Sunday, April 20

Royals are extras in Trump lap of UK


 

 

Donald Trump’s state visit this week to the UK is being promoted as a celebration of a close alliance tempered through war.

It could be more accurately described as a personal lap of victory for the US president, performed largely at the expense of his hosts.

Trump arrives in London having survived Robert Mueller’s last blow, a verbal recap of the special counsel’s finding that the president could neither be charged with crimes nor exonerated.

The president is now on the counter-attack and may well use his visit to repeat his claim called utterly ridiculous by GCHQ that UK intelligence helped spy on his election campaign.

The rich pageantry that the British monarchy supplies will not only distract from the lingering clouds of suspicion, but send a bright red, white and blue message of reassurance to the Trump faithful that, while his domestic enemies might yap at his heels, he is still treated like royalty in foreign capitals.

“What he wants is the adulation,” said Thomas Wright, the director of the centre on the US and Europe at the Brookings Institution. “He wants the protocol and the grandeur and to be at the centre of it all. It is how he sees global diplomacy. It’s going from palace to chancellery, meeting leaders and looking the part.”

For that purpose, the UK visit could not be more perfect. On Monday, the Queen will greet Trump ceremonially in the gardens of Buckingham Palace. He will inspect a guard of honour and there will be royal gun salutes fired from Green Park and the Tower of London.

There will be afternoon tea and banquets and then, in Portsmouth, the martial grandeur of the Royal Navy. Trump is bringing his extended family, including the heirs to his fortune and political power, Donald Jr, Eric and Ivanka.

The most powerful of them, Ivanka, will attend a business leaders breakfast on Tuesday with her father in the company of Theresa May and the Duke of York.

The scenes will eventually be marketed by his business empire and his re-election machine in the same way: the House of Trump and the House of Windsor, the top luxury brands of their respective nations, sitting down to make deals in the most sumptuous settings.

In effect, the British royals will be serving as co-stars and extras in stock footage for Trump’s 2020 re-election ads.
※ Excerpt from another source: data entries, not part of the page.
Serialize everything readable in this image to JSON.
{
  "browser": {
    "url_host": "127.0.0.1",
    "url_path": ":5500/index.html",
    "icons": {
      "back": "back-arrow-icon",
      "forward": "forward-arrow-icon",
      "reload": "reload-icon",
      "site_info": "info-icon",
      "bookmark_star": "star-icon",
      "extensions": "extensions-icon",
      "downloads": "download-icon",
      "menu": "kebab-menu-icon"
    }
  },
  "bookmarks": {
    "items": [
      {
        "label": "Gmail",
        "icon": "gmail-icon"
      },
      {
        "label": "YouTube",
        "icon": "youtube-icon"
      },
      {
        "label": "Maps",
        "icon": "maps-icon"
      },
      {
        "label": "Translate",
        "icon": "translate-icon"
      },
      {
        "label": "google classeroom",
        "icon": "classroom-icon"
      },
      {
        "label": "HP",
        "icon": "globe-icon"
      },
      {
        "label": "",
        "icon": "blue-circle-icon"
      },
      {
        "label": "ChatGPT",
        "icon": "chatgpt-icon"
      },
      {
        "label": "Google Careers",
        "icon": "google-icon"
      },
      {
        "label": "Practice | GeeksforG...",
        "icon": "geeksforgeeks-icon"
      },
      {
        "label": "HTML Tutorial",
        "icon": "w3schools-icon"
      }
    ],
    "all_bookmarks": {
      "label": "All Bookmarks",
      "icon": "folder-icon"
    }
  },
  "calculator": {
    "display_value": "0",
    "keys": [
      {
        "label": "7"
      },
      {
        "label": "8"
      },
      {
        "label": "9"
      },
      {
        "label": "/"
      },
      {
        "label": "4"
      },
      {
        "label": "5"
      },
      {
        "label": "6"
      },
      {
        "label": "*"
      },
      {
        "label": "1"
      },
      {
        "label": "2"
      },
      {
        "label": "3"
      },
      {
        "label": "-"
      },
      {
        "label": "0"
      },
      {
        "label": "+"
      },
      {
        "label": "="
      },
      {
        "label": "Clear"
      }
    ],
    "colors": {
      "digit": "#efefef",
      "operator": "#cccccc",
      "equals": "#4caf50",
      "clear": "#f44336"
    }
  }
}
The only royal with experience of acting for a living, Meghan, the American-born Duchess of Sussex, is thought to be staying away.

That leverage will be used to peel the UK away from EU regulations to fall in line with US standards on food, healthcare and banking. The US president will be coming to press home his advantage.

Trump is pursuing a predatory approach to Brexit, Wright said. It’s an opportunist strategy to take advantage of Britain’s vulnerability.

The former Conservative foreign secretary Boris Johnson, whom Trump has consistently backed over May, and who he has said would do an excellent job, is tipped as most likely to succeed her.

The Brexit party leader, Nigel Farage, another Trump favourite, emerged victorious from the European elections, while the hardest of all Brexits remains a likelihood.

The US president is winning all his bets in the UK, and it would be out of character if he did not remind the hapless outgoing prime minister of that fact.

Johnson and Farage were expected to attend a banquet thrown at the US ambassador’s London residence, Winfield House, on Tuesday night, though Farage claims he has been banned from meeting the president by the May government.

Trump was coy on whether he would meet them but gave them a resounding shout-out last Thursday as two very good guys, very interesting people.